The law isn't just ethics. Companies have whole legal teams because laws are so complex. Should a developer be responsible because the cookie banner they implemented wasn't compliant with the laws of 100 countries even though the legal team already told them it was ok?


> Should a developer be responsible because the cookie banner they implemented wasn't compliant with the laws of 100 countries even though the legal team already told them it was ok?

Yes. 100%. "I was just following orders" is not a valid excuse, ever - Nuremberg is the obvious extreme example, but it's true everywhere.


In fact, "I was just following orders" often is a valid excuse. It didn't work at Nuremberg because it was an extreme example. The orders there were to do things that could not even conceivably be legal, so those who carried them out were considered to have knowingly acted illegally.

When the orders are to do something that is plausibly legal, and you have good reason to believe that it is in fact so, "I was just following orders" will probably work in most jurisdictions.


Iff they have confirmation from their product lead that what they're doing is perfectly legal and it isn't obviously illegal, I agree that there's no liability.

If it's either obviously illegal or it's clearly at least dodgy and they didn't get explicit confirmation from the project lead, "following orders" is not a valid excuse.

To take the VW case as an example: if your project lead tells you to implement a way to recognise test conditions and adjust the performance to reduce emissions, that is dodgy af and you should at least get confirmation that this isn't illegal (i.e. that it's not intended to cheat on certifications but maybe just for certain internal testing scenarios). In the end the entire chain of command that led to this being implemented is guilty, but if the person implementing that behavior knew what they were doing was illegal or at least suspect and they didn't get confirmation, they're still guilty.


None of what Facebook has done here sounds plausibly legal to me. I'm not a lawyer, but this stuff is plain-as-day immoral and illegal from my eyes.


So a developer should not trust a huge legal team, who's purpose it is to verify all is legal?

How do you expect the developer to figure out its illegal when a team of lawyers couldnt?


My point is if you err on the side of ethics you likely would never need to worry about the law. I am fully confident the vast majority of people can determine when they're doing something unethical. I am not saying people will not undertake actions they know to be unethical, but avoiding unethical actions will protect that person from exposure to legal liability.


This is a ridiculous example because it equates clearly immoral and possibly illegal actions with legal trivia (because a hypothetical country may simply require a certain wording for compliance and it's trivial to mess that up).

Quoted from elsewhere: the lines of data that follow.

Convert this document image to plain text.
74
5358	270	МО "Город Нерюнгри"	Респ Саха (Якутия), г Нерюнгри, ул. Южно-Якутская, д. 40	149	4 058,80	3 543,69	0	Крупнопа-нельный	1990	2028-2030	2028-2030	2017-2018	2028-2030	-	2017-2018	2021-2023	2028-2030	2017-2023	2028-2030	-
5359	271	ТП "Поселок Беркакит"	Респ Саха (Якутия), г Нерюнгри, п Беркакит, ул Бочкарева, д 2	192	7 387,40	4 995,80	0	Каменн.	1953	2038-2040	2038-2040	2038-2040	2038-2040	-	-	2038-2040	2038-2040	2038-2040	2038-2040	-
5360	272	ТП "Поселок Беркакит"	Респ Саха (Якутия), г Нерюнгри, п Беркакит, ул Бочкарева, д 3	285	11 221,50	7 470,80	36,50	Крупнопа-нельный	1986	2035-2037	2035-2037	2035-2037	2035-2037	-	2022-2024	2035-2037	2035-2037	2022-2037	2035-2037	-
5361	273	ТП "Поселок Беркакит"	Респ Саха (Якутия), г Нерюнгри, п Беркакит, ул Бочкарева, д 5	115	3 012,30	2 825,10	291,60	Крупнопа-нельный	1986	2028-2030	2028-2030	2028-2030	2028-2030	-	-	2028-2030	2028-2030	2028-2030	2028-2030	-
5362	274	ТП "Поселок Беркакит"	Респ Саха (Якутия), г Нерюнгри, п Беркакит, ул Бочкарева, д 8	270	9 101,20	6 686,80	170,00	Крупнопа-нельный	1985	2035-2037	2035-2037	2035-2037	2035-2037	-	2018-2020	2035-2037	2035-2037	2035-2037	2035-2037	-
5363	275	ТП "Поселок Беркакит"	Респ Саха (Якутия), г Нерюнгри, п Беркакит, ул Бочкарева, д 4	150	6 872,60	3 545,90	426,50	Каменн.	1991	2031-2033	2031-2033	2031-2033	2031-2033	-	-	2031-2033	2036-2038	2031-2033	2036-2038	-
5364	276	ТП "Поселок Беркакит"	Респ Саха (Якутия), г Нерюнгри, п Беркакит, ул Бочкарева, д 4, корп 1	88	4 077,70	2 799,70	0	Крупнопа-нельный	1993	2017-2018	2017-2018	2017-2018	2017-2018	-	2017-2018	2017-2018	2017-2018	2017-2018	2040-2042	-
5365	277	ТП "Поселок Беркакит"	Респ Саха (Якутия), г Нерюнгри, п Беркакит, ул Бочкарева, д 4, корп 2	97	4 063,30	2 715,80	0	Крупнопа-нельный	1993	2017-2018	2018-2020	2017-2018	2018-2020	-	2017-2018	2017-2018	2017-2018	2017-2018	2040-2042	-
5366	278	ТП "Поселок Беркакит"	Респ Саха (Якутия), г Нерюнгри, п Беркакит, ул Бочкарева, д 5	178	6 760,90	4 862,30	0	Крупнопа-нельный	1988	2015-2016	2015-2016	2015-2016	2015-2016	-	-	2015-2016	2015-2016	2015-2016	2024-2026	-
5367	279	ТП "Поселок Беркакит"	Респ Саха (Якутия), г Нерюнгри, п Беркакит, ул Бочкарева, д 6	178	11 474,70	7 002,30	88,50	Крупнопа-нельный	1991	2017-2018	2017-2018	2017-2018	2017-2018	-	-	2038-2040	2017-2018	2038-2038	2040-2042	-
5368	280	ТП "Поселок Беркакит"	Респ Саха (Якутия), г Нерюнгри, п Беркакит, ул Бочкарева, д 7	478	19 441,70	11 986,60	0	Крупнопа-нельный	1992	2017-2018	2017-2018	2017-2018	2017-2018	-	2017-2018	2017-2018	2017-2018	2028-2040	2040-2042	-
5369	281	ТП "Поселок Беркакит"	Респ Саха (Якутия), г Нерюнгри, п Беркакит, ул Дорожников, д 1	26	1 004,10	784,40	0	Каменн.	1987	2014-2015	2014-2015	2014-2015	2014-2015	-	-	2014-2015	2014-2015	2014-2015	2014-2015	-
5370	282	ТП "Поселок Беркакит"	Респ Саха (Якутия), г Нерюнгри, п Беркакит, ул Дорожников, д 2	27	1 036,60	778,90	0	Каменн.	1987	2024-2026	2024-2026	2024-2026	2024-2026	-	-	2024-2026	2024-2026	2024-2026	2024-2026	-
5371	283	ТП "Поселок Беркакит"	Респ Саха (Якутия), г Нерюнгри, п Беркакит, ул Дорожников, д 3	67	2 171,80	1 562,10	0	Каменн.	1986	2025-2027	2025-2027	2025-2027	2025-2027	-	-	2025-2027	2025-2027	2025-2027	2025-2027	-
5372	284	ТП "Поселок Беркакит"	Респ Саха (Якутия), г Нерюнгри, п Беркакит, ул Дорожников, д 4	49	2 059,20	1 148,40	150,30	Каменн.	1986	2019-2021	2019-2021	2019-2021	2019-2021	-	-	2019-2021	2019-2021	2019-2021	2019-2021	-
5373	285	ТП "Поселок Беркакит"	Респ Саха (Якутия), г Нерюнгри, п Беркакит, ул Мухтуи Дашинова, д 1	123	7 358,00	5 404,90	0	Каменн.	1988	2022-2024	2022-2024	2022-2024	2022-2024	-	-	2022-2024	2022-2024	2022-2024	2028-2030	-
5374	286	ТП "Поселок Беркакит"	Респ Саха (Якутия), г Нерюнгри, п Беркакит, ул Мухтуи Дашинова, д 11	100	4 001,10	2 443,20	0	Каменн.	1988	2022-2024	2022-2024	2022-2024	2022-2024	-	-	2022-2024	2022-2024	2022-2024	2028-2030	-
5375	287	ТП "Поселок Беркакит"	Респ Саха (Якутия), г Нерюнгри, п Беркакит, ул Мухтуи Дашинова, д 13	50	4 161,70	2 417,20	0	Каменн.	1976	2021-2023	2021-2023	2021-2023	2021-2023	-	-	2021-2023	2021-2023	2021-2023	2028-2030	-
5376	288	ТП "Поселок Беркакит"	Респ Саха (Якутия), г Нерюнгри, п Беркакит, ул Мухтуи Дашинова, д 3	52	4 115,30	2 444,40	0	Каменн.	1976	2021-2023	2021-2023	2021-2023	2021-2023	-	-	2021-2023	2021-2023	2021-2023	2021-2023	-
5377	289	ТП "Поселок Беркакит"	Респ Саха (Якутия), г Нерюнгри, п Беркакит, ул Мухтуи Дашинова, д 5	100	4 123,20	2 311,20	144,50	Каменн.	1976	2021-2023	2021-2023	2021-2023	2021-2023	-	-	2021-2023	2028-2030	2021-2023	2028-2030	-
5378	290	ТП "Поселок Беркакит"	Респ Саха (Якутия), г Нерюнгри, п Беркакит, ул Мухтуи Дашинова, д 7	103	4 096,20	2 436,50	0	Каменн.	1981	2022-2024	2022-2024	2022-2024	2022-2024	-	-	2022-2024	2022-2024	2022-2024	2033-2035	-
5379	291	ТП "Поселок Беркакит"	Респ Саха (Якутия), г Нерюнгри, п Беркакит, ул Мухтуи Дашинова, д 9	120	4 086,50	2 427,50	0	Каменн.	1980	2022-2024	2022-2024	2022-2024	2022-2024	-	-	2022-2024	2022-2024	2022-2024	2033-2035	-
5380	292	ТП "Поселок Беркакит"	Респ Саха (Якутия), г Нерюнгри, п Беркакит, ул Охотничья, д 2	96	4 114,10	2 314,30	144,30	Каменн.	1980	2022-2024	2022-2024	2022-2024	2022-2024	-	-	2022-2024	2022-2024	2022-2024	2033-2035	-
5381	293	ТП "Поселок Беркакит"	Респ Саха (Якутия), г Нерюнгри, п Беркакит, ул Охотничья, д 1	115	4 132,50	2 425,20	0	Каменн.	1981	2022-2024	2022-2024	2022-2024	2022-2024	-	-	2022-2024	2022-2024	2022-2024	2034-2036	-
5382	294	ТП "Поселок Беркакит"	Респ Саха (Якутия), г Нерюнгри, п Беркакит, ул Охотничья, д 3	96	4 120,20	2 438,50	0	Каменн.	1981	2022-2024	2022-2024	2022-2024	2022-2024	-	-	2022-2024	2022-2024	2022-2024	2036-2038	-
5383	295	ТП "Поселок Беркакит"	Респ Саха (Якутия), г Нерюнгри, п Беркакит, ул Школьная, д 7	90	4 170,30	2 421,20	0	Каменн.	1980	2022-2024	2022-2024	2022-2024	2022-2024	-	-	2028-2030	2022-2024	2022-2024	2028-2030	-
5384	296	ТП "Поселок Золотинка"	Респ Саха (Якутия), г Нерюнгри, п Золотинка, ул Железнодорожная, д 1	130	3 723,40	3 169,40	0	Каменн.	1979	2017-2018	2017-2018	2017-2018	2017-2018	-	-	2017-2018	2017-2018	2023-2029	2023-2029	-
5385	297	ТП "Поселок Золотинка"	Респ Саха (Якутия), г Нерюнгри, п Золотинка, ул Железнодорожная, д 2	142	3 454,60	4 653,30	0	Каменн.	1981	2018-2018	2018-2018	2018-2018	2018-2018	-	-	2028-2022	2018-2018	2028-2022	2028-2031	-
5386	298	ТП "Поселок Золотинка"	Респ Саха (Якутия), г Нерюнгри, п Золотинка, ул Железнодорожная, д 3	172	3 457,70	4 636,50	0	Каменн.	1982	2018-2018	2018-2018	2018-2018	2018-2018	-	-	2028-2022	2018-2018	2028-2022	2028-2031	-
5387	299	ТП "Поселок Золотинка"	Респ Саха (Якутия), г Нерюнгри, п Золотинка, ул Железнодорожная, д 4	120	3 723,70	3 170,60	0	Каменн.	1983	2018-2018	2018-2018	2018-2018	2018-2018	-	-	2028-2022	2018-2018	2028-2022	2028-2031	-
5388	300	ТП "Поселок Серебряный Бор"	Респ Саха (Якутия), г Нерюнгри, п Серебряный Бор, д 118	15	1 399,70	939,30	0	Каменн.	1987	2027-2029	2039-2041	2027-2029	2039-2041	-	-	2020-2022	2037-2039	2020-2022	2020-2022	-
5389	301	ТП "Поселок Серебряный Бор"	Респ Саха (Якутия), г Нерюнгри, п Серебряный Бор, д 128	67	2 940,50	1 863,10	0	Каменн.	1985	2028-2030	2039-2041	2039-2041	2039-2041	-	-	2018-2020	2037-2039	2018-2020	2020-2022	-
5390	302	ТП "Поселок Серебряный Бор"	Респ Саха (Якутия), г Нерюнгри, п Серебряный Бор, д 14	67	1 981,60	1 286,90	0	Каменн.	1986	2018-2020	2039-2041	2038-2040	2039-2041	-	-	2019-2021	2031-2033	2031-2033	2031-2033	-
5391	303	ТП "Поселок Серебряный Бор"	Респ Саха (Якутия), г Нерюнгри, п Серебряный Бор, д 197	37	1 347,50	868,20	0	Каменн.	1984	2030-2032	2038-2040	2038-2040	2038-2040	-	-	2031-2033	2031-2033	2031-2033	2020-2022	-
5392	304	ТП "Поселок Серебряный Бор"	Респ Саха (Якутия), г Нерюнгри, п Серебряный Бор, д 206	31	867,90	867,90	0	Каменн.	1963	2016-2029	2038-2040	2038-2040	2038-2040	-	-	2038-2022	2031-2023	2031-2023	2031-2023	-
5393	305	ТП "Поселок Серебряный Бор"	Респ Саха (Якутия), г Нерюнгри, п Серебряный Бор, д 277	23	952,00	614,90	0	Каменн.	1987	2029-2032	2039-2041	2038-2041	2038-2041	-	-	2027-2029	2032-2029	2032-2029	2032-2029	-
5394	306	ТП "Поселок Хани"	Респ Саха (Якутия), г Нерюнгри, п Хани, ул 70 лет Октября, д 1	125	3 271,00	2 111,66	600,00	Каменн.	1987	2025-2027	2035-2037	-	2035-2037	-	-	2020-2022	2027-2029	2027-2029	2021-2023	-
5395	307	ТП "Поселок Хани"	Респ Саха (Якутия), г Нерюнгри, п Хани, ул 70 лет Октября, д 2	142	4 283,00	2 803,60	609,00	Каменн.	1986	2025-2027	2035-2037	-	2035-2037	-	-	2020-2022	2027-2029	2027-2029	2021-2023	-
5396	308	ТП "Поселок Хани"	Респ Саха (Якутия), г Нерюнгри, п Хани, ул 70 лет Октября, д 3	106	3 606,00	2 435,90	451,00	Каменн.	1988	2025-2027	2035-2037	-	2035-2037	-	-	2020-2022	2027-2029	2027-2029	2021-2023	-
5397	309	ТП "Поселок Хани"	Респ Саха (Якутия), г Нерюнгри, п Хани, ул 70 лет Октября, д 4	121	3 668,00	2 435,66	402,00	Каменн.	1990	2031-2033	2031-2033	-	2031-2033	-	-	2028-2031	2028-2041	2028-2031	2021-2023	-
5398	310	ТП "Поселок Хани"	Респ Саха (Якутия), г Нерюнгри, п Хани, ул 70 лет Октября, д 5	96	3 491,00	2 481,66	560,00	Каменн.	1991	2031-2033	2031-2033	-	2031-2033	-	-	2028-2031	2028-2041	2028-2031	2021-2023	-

Facebook claims to "value privacy" (and some devs have even told me that they value it "more than any other company") but their actions consistently show either neglect or outright abuse.

Should a developer be punished for implementing something illegal that the legal team signed off on and that wasn't obvious illegal? No, because the legal team is supposed to take the responsibility and if it wasn't obviously illegal the developer had no reason to assume the legal team was lying.

Should a developer be punished for implementing something obviously illegal even when the higher ups say "don't worry about it"? Yes. If your boss tells you to rob a bank, you still go to prison for bank robbery.

For everything in between: whistle blowing is a thing. If you suspect something fishy is going on, document everything, raise concerns and report what is happening.

Also if you are a well-paid employee in a position where you can easily find another job in the industry, speak up to your superiors and refuse to be complicit. Organise.